Overall we see about 30% relative accuracy improvement over the baseline with essentially no change in performance for sentences without gendered terms.
What next?
This investigation had very promising results. We used a very small amount of easily prepared adaptation data to focus an existing machine translation model on gendered terms, and potentially mitigate pre-existing gender biases. In terms of application, there are two particular avenues this paper left open:
One avenue relates to the type of gender inflections we considered. Human gender isn’t binary, and increasingly many individuals prefer to use pronouns and other terms outside the masculine/feminine defaults. However, many languages have only binary grammatical gender conventions for human-referent words. Could we develop a framework for flexibly-defined new gender inflections to extend — and evaluate — our approach?
The other avenue relates to how certain we can be about the gender of any given person referred to in an isolated sentence. As we noted before, it’s possible to come up with scenarios in which any combination of pronoun-entity links is plausible. But what if we know for certain that, for example, the doctor is female and the nurse is male. Can the approach described here make use of that information, with some kind of gender tag?

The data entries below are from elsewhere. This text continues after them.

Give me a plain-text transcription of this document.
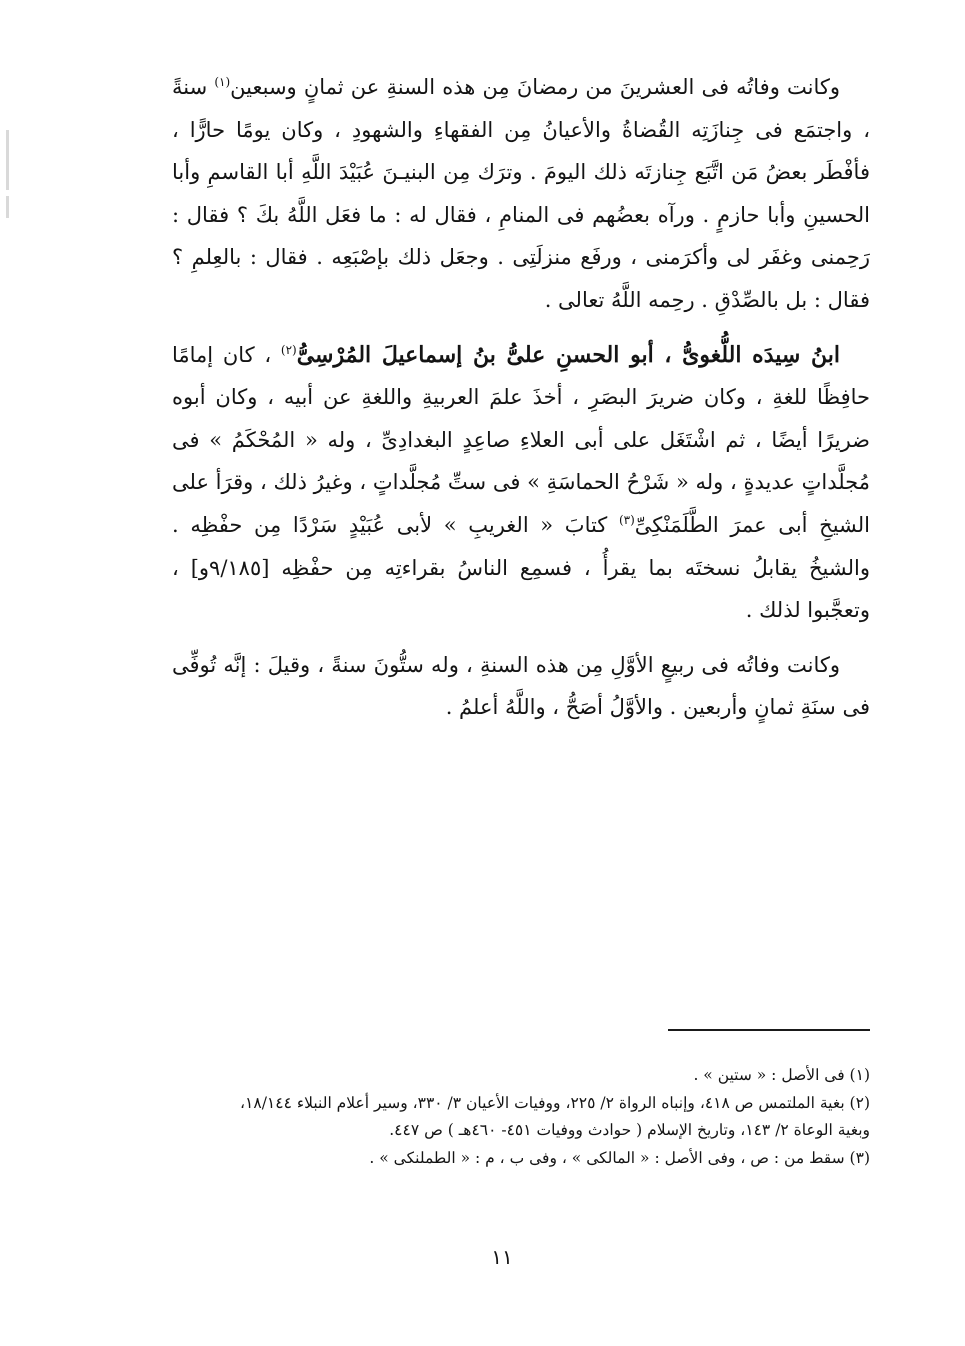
وكانت وفاتُه فى العشرينَ من رمضانَ مِن هذه السنةِ عن ثمانٍ وسبعين$^{(١)}$ سنةً ، واجتمَع فى جِنازَتِه القُضاةُ والأعيانُ مِن الفقهاءِ والشهودِ ، وكان يومًا حارًّا ، فأفْطَر بعضُ مَن اتَّبَع جِنازتَه ذلك اليومَ . وترَك مِن البنيـنَ عُبَيْدَ اللَّهِ أبا القاسمِ وأبا الحسينِ وأبا حازمٍ . ورآه بعضُهم فى المنامِ ، فقال له : ما فعَل اللَّهُ بكَ ؟ فقال : رَحِمنى وغفَر لى وأكرَمنى ، ورفَع منزلَتِى . وجعَل ذلك بإصْبَعِه . فقال : بالعِلمِ ؟ فقال : بل بالصِّدْقِ . رحِمه اللَّهُ تعالى .

ابنُ سِيدَه اللُّغوىُّ ، أبو الحسنِ علىُّ بنُ إسماعيلَ المُرْسِىُّ$^{(٢)}$ ، كان إمامًا حافِظًا للغةِ ، وكان ضريرَ البصَرِ ، أخذَ علمَ العربيةِ واللغةِ عن أبيه ، وكان أبوه ضريرًا أيضًا ، ثم اشْتَغَل على أبى العلاءِ صاعِدٍ البغدادِىِّ ، وله « المُحْكَمُ » فى مُجلَّداتٍ عديدةٍ ، وله « شَرْحُ الحماسَةِ » فى ستِّ مُجلَّداتٍ ، وغيرُ ذلك ، وقرَأ على الشيخِ أبى عمرَ الطَّلَمَنْكِىِّ$^{(٣)}$ كتابَ « الغريبِ » لأبى عُبَيْدٍ سَرْدًا مِن حفْظِه . والشيخُ يقابلُ نسختَه بما يقرأُ ، فسمِع الناسُ بقراءتِه مِن حفْظِه [٩/١٨٥و] ، وتعجَّبوا لذلك .

وكانت وفاتُه فى ربيعٍ الأوَّلِ مِن هذه السنةِ ، وله ستُّونَ سنةً ، وقيلَ : إنَّه تُوفِّى فى سنَةِ ثمانٍ وأربعين . والأوَّلُ أصَحُّ ، واللَّهُ أعلمُ .

(١) فى الأصل : « ستين » .

(٢) بغية الملتمس ص ٤١٨، وإنباه الرواة ٢/ ٢٢٥، ووفيات الأعيان ٣/ ٣٣٠، وسير أعلام النبلاء ١٨/١٤٤،

وبغية الوعاة ٢/ ١٤٣، وتاريخ الإسلام ( حوادث ووفيات ٤٥١- ٤٦٠هـ ) ص ٤٤٧.

(٣) سقط من : ص ، وفى الأصل : « المالكى » ، وفى ب ، م : « الطملنكى » .

١١
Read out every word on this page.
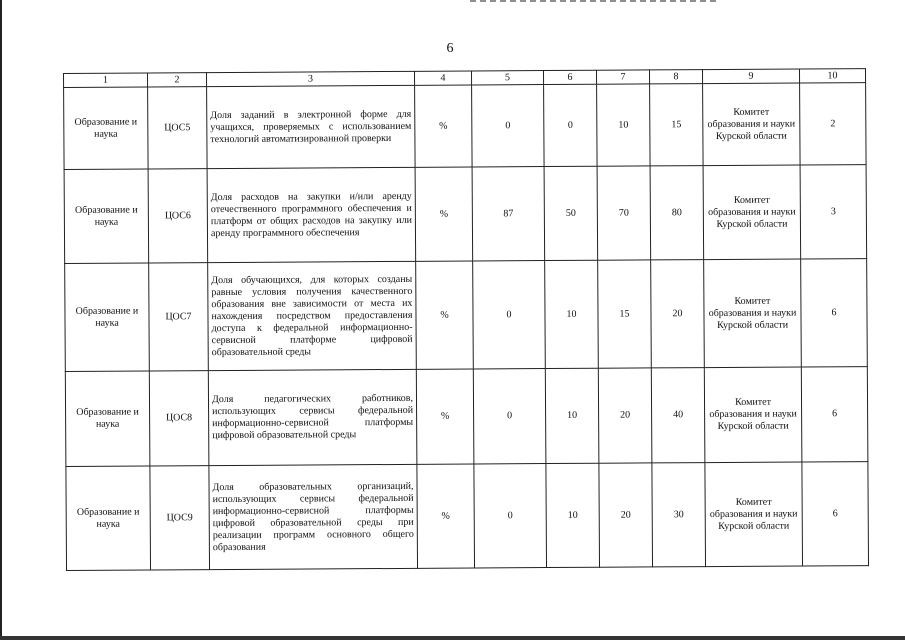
6
1	2	3	4	5	6	7	8	9	10
Образование и наука	ЦОС5	Доля заданий в электронной форме для учащихся, проверяемых с использованием технологий автоматизированной проверки	%	0	0	10	15	Комитет образования и науки Курской области	2
Образование и наука	ЦОС6	Доля расходов на закупки и/или аренду отечественного программного обеспечения и платформ от общих расходов на закупку или аренду программного обеспечения	%	87	50	70	80	Комитет образования и науки Курской области	3
Образование и наука	ЦОС7	Доля обучающихся, для которых созданы равные условия получения качественного образования вне зависимости от места их нахождения посредством предоставления доступа к федеральной информационно-сервисной платформе цифровой образовательной среды	%	0	10	15	20	Комитет образования и науки Курской области	6
Образование и наука	ЦОС8	Доля педагогических работников, использующих сервисы федеральной информационно-сервисной платформы цифровой образовательной среды	%	0	10	20	40	Комитет образования и науки Курской области	6
Образование и наука	ЦОС9	Доля образовательных организаций, использующих сервисы федеральной информационно-сервисной платформы цифровой образовательной среды при реализации программ основного общего образования	%	0	10	20	30	Комитет образования и науки Курской области	6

In a follow-up paper, Neural machine translation doesn’t translate gender coreference right unless you make it, we show that the answer to both of these questions is yes — under some circumstances. A writeup of that paper is now also up!
[1] Any example of human language has possible ambiguities. In this example, you could argue that the doctor could be finishing someone else’s work. For the purposes of this paper we focus on the explanation which doesn’t require external context. In a follow-up paper, we explore the possibility of controllable gender inflection, which removes this ambiguity.
[2] In this paper using only masculine and feminine grammatical gender allowed us to use WinoMT directly and compare to published results — in our follow-on paper we extend the idea and test set to the more complex scenario of introducing non-binary grammatical inflections.